Noonan lukewarn on financial transaction tax proposal by EU

Sarah Collins in Brussels

Attempts to introduce an EU-wide financial-transaction tax have been met with caution by Finance Minister Michael Noonan after Britain indicated it would veto the move.

The EU said yesterday that financial firms should be charged a minimum of 0.01pc on all derivatives products and 0.1pc on bond and share trades from 2014 in order to claw back some of the €4.6trn that has been ploughed into the sector since the start of the crisis.

European tax chief Algirdas Semeta says the levy could raise up to €57bn a year for strapped public purses if applied to transactions carried out by the over 8,800 banks, investment firms, hedge funds, insurance companies and traders based within the 27-member EU.

It would not apply to governments, central banks or ordinary savers -- unless they invest in shares and bonds -- and spot- currency transactions would be exempt.
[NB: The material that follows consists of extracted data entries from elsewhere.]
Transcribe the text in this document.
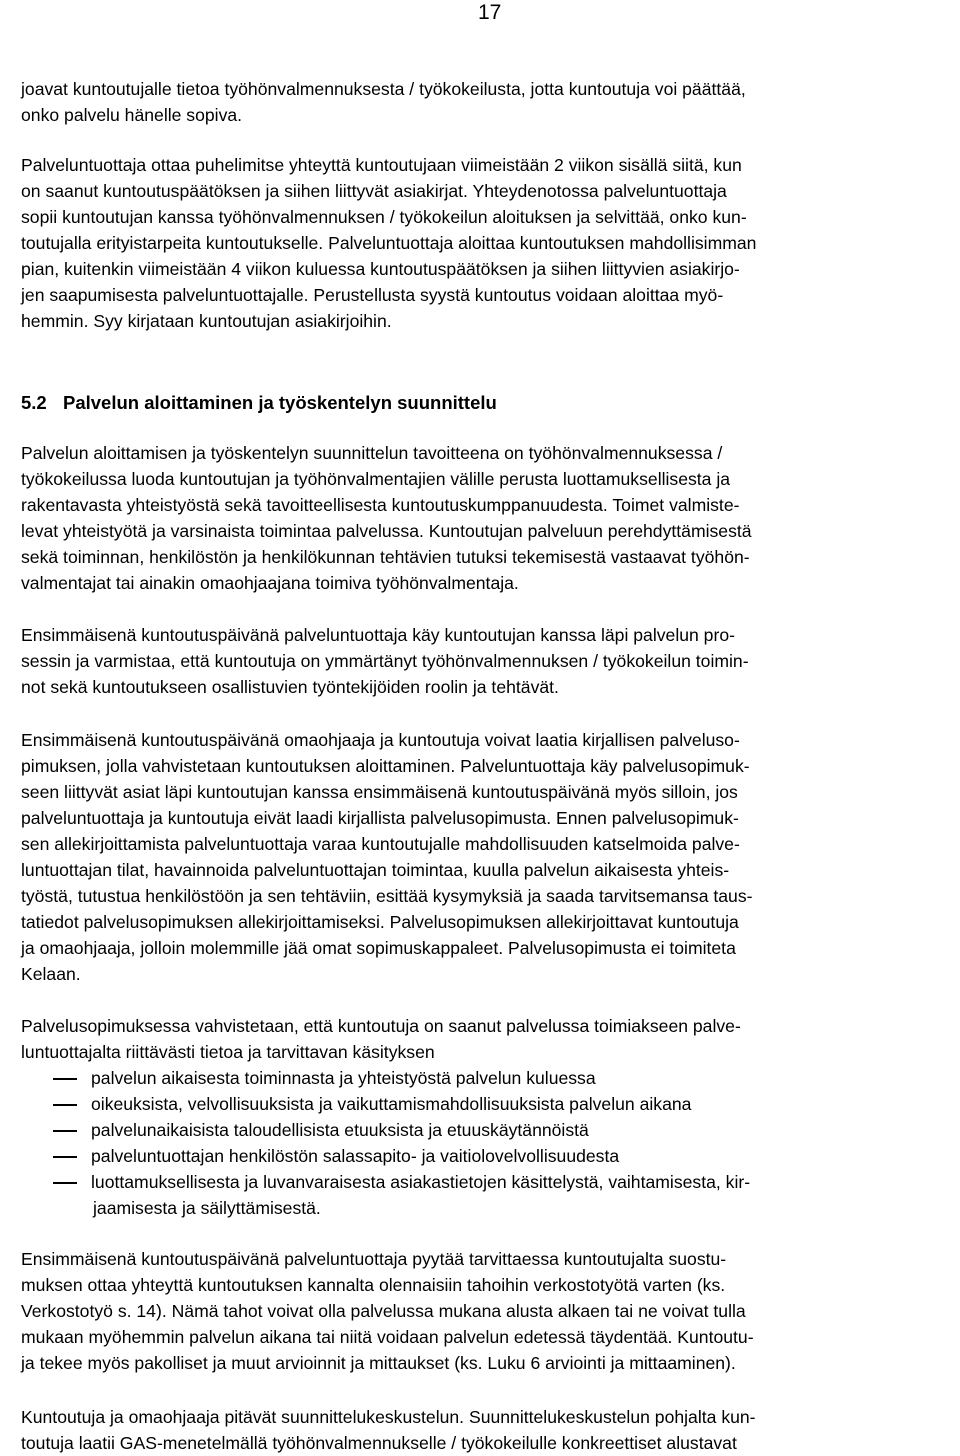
17
joavat kuntoutujalle tietoa työhönvalmennuksesta / työkokeilusta, jotta kuntoutuja voi päättää,
onko palvelu hänelle sopiva.
Palveluntuottaja ottaa puhelimitse yhteyttä kuntoutujaan viimeistään 2 viikon sisällä siitä, kun
on saanut kuntoutuspäätöksen ja siihen liittyvät asiakirjat. Yhteydenotossa palveluntuottaja
sopii kuntoutujan kanssa työhönvalmennuksen / työkokeilun aloituksen ja selvittää, onko kun-
toutujalla erityistarpeita kuntoutukselle. Palveluntuottaja aloittaa kuntoutuksen mahdollisimman
pian, kuitenkin viimeistään 4 viikon kuluessa kuntoutuspäätöksen ja siihen liittyvien asiakirjo-
jen saapumisesta palveluntuottajalle. Perustellusta syystä kuntoutus voidaan aloittaa myö-
hemmin. Syy kirjataan kuntoutujan asiakirjoihin.
5.2 Palvelun aloittaminen ja työskentelyn suunnittelu
Palvelun aloittamisen ja työskentelyn suunnittelun tavoitteena on työhönvalmennuksessa /
työkokeilussa luoda kuntoutujan ja työhönvalmentajien välille perusta luottamuksellisesta ja
rakentavasta yhteistyöstä sekä tavoitteellisesta kuntoutuskumppanuudesta. Toimet valmiste-
levat yhteistyötä ja varsinaista toimintaa palvelussa. Kuntoutujan palveluun perehdyttämisestä
sekä toiminnan, henkilöstön ja henkilökunnan tehtävien tutuksi tekemisestä vastaavat työhön-
valmentajat tai ainakin omaohjaajana toimiva työhönvalmentaja.
Ensimmäisenä kuntoutuspäivänä palveluntuottaja käy kuntoutujan kanssa läpi palvelun pro-
sessin ja varmistaa, että kuntoutuja on ymmärtänyt työhönvalmennuksen / työkokeilun toimin-
not sekä kuntoutukseen osallistuvien työntekijöiden roolin ja tehtävät.
Ensimmäisenä kuntoutuspäivänä omaohjaaja ja kuntoutuja voivat laatia kirjallisen palveluso-
pimuksen, jolla vahvistetaan kuntoutuksen aloittaminen. Palveluntuottaja käy palvelusopimuk-
seen liittyvät asiat läpi kuntoutujan kanssa ensimmäisenä kuntoutuspäivänä myös silloin, jos
palveluntuottaja ja kuntoutuja eivät laadi kirjallista palvelusopimusta. Ennen palvelusopimuk-
sen allekirjoittamista palveluntuottaja varaa kuntoutujalle mahdollisuuden katselmoida palve-
luntuottajan tilat, havainnoida palveluntuottajan toimintaa, kuulla palvelun aikaisesta yhteis-
työstä, tutustua henkilöstöön ja sen tehtäviin, esittää kysymyksiä ja saada tarvitsemansa taus-
tatiedot palvelusopimuksen allekirjoittamiseksi. Palvelusopimuksen allekirjoittavat kuntoutuja
ja omaohjaaja, jolloin molemmille jää omat sopimuskappaleet. Palvelusopimusta ei toimiteta
Kelaan.
Palvelusopimuksessa vahvistetaan, että kuntoutuja on saanut palvelussa toimiakseen palve-
luntuottajalta riittävästi tietoa ja tarvittavan käsityksen
palvelun aikaisesta toiminnasta ja yhteistyöstä palvelun kuluessa
oikeuksista, velvollisuuksista ja vaikuttamismahdollisuuksista palvelun aikana
palvelunaikaisista taloudellisista etuuksista ja etuuskäytännöistä
palveluntuottajan henkilöstön salassapito- ja vaitiolovelvollisuudesta
luottamuksellisesta ja luvanvaraisesta asiakastietojen käsittelystä, vaihtamisesta, kir-
jaamisesta ja säilyttämisestä.
Ensimmäisenä kuntoutuspäivänä palveluntuottaja pyytää tarvittaessa kuntoutujalta suostu-
muksen ottaa yhteyttä kuntoutuksen kannalta olennaisiin tahoihin verkostotyötä varten (ks.
Verkostotyö s. 14). Nämä tahot voivat olla palvelussa mukana alusta alkaen tai ne voivat tulla
mukaan myöhemmin palvelun aikana tai niitä voidaan palvelun edetessä täydentää. Kuntoutu-
ja tekee myös pakolliset ja muut arvioinnit ja mittaukset (ks. Luku 6 arviointi ja mittaaminen).
Kuntoutuja ja omaohjaaja pitävät suunnittelukeskustelun. Suunnittelukeskustelun pohjalta kun-
toutuja laatii GAS-menetelmällä työhönvalmennukselle / työkokeilulle konkreettiset alustavat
A UK government spokesman said yesterday that while it had no objection to the tax in principle, "it would have to apply globally", effectively scotching a Europe-wide charge.

Any new tax laws have to have the unanimous support of all EU members in order to to passed.

Ireland is a major centre for funds administration, with more than 1,100 financial firms operating out of the IFSC.

Mr Noonan said he had "concerns about any tax that would distort the market".

"We can't have a situation where there is a transaction tax in Dublin and there is no transaction tax in London," he said.

The position marks a turnaround from last year, when Brussels favoured a levy on banks' profits and pay rather than transactions.